In all 30 technical reports were published at the end of the project, covering issues such as road drainage methods in different countries and road types, demonstrations of road repairs and widening, road condition surveys and proposals for forest roads. The project concluded with a summary report on the benefits and savings that could be achieved using the new strategies.

The ROADEX project was listed as a best case study for tangible benefits in the final summary report of the Northern Periphery Programme 2007–2013, "Achievement".

== Network since 2012 ==
EU part-funding of the ROADEX projects ended in 2012 and the partners continued at their own cost as the "ROADEX Network". Joint research continued to keep the collaboration current and sharing information

Recent projects involving strategies developed by the project include: research into the effects of the new generations of heavy trucks on road surfaces; and the PEHKO project in Finland.

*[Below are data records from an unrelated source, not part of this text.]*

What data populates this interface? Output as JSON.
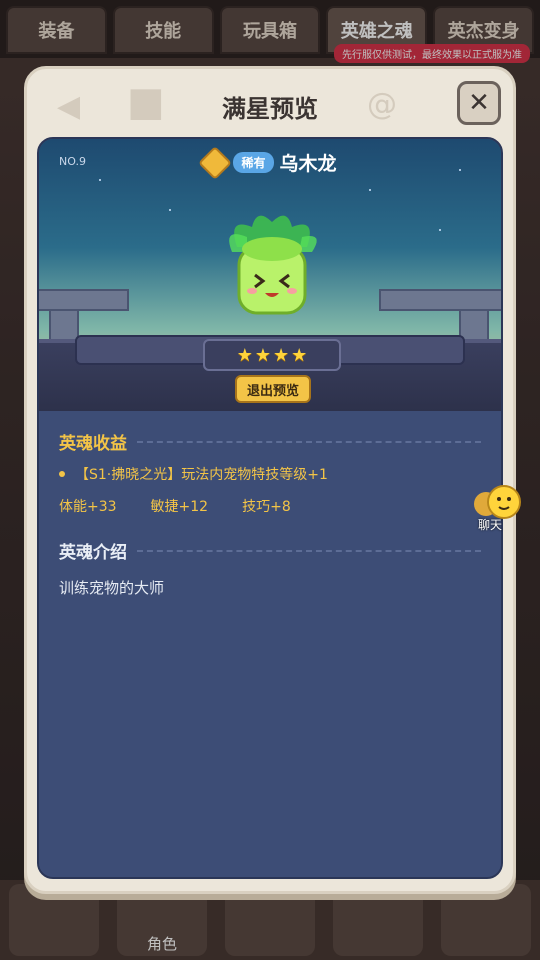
{
  "top_tabs": [
    "装备",
    "技能",
    "玩具箱",
    "英雄之魂",
    "英杰变身"
  ],
  "test_banner": "先行服仅供测试，最终效果以正式服为准",
  "bottom_nav": {
    "item_label": "角色"
  },
  "modal": {
    "title": "满星预览",
    "close_icon": "close-icon",
    "hero": {
      "number": "NO.9",
      "rarity": "稀有",
      "name": "乌木龙",
      "stars": 4,
      "exit_preview_label": "退出预览"
    },
    "benefits": {
      "title": "英魂收益",
      "skill_line": "【S1·拂晓之光】玩法内宠物特技等级+1",
      "stats": [
        "体能+33",
        "敏捷+12",
        "技巧+8"
      ]
    },
    "intro": {
      "title": "英魂介绍",
      "text": "训练宠物的大师"
    }
  },
  "chat": {
    "label": "聊天"
  },
  "colors": {
    "accent_gold": "#f3c447",
    "panel_blue": "#3d4d76",
    "rarity_blue": "#5aa6e6"
  }
}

The PEHKO Project was the first comprehensive long-term application of the ROADEX strategies in a main road maintenance programme. The Finnish Transport Agency commissioned the project in 2015 on two test areas on the Kemi-Tornio and Karstula to take place from 2015 to 2025. In this the ROADEX strategies and analyses are being used to design the maintenance plans for the test areas to improve the condition of the network, whilst reducing maintenance costs . The key operations are better drainage maintenance, pro-active snow removal and targeted repairs of road sections that need action. Early results in 2016 showed clear benefits in the two test areas. The trials were extended to a third test network in the Uusimaa area outside Helsinki in 2018.

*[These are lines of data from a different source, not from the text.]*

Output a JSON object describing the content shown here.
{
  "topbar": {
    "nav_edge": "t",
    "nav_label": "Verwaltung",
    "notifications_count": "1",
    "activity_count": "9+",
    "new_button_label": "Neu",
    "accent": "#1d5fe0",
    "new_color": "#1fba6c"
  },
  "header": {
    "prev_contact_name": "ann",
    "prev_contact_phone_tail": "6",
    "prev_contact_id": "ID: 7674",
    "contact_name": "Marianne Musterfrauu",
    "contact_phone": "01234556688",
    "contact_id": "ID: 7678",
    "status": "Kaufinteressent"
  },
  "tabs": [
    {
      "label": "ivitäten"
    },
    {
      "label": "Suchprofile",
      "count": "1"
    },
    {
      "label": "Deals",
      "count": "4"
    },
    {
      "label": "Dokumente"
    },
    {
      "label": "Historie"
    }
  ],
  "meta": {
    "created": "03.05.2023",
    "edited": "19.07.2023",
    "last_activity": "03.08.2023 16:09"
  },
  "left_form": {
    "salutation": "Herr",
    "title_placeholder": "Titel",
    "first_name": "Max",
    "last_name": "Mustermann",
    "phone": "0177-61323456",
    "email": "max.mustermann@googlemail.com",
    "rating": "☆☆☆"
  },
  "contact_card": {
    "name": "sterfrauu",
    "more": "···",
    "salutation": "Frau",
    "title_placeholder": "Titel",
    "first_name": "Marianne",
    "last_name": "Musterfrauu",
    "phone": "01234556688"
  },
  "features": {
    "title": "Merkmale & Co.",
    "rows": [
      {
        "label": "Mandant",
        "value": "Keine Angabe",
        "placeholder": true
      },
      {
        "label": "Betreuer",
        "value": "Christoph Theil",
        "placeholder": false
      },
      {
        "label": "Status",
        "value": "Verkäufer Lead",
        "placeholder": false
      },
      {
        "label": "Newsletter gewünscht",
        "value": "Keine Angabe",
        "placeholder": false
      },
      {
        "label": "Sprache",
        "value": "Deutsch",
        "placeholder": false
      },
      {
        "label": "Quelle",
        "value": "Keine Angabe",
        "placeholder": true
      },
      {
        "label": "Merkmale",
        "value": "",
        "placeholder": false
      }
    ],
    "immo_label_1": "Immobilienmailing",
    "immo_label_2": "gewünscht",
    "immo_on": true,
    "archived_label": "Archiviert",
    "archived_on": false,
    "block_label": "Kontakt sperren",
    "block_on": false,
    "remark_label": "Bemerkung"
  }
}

The PEHKO project was awarded the 2018 Global Road Achievement Award for ″Asset Preservation and Maintenance Management″ by the International Road Federation. The project publishes results its results internationally

== Website ==
The project website, www.roadex.org, contains everything that has done since 1998, and holds the e-learning suite and knowledge centre. It is fully open access. As of 2020 the project website was averaging over 5,000 users per month from around the world seeking information and solutions, including India (18%), USA (13%), Philippines (8%), Malaysia (5%), Nigeria (5%).